Human Review Is A Feature#
Some tasks should not be fully automated. The agent should prepare work for a human rather than complete it alone.
Good human-in-the-loop patterns:
- Draft an email, but require approval to send
- Recommend a refund, but require review above a threshold
- Summarize a contract risk, but cite source clauses
- Prepare a database migration plan, but require engineer approval
This is not a failure of automation. It is how you safely apply automation to higher-value work.
Design For Partial Success#
Many useful agent workflows should not be all-or-nothing.

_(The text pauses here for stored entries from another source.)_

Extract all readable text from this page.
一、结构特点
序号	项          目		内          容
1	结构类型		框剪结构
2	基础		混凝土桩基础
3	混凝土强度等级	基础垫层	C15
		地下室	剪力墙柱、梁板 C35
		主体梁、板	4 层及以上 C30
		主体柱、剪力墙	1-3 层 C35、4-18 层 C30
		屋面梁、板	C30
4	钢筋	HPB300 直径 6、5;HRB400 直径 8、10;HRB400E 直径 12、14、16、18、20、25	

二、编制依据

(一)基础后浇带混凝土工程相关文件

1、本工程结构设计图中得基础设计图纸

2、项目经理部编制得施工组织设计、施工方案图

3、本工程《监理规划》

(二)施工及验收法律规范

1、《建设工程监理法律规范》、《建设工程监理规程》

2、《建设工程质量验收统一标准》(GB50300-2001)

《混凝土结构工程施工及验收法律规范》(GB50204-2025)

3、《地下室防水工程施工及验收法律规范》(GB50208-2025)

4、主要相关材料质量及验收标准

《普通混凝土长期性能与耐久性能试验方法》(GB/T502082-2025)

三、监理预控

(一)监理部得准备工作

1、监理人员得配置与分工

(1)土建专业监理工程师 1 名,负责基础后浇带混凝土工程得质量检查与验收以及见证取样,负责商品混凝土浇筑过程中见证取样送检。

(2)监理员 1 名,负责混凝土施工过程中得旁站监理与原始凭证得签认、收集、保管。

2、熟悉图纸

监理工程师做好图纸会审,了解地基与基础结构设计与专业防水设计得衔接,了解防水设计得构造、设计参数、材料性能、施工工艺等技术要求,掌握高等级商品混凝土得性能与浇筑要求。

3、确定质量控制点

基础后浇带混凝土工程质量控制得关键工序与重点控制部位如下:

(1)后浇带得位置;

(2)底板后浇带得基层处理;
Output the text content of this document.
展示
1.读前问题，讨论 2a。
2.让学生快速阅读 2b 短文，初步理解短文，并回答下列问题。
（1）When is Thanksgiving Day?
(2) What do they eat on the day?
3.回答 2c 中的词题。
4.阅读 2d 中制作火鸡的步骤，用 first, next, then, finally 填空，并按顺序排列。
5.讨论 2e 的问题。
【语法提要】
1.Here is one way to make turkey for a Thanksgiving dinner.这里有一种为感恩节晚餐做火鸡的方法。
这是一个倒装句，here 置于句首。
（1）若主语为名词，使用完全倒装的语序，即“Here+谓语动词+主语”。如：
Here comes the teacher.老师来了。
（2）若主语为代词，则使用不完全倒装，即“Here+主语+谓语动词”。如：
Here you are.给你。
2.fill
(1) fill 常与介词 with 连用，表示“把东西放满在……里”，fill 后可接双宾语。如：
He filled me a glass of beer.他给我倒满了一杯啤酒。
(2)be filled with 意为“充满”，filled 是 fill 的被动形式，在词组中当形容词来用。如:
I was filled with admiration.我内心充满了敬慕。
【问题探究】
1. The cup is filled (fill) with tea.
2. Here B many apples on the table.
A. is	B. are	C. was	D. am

If the agent cannot complete the task, it can still leave the user or human reviewer in a better place:
- Gather the relevant documents
- Fill known fields
- Identify missing information
- Draft a recommended next step
- Explain why it stopped
This is especially important for business workflows. A fully automated success rate of 70% may sound mediocre, but if the remaining 30% arrive neatly packaged for review, the system can still save a lot of time.
Partial success requires state. The system needs to know what was completed, what failed, and what remains blocked.
Evaluating Agents#
Agent evals need to measure the whole trajectory, not just the final answer.
Questions to ask:
- Did the agent choose the right tools?
- Did it avoid unnecessary tool calls?
- Did it stop at the right time?
- Did it preserve required fields?
- Did it recover from tool errors?
- Did it avoid forbidden actions?
- Was the final result correct?
For many workflows, a trajectory with a correct final answer can still be bad if it called the wrong tool, leaked data, or took an unsafe action along the way.
Store traces. Review traces. Turn failures into evals.
It is also useful to score agents at multiple levels:
- Step score: was each tool call valid?
- Trajectory score: was the sequence efficient and safe?
- Outcome score: did the final task succeed?
- User score: was the interaction understandable?
A workflow can have a good outcome and a bad trajectory. For example, an agent might eventually solve the issue after six unnecessary searches and one forbidden lookup attempt. That should not pass silently.
A Practical Architecture#
A reliable agent architecture is usually less glamorous than the demo:
- A state machine owns workflow stages
- The model proposes the next action
- The application validates tool arguments
- Tools execute with permissions and logging
- The state machine updates progress
- Evals test common and adversarial paths
The model is powerful because it handles ambiguity inside the loop. The system is reliable because the loop is not fully owned by the model.
Observability Is Non-Negotiable#
Agent traces are product telemetry and debugging evidence.
Log:
- State before each model call
- Tools made available
- Tool the model selected
- Raw arguments
- Validation result
- Tool output
- State transition
- Final user-facing message
Without this trace, you cannot tell whether a failure came from the model’s plan, the tool result, the state machine, or the prompt. With it, you can turn a bad run into a targeted fix.
The trace also supports review. If an agent performs work on behalf of a user, the user should be able to see what happened in plain language.
The Takeaway#
Agentic workflows became useful when builders stopped treating agents as free-floating chatbots and started treating them as controlled processes.
The model can interpret, plan, and adapt. The application should own state, permissions, validation, and auditability.
That is the difference between an agent demo and an agent you can trust with real work.
The practical lesson is boring in the best way: useful agents look less like autonomous magic and more like well-instrumented workflow engines with a language model inside.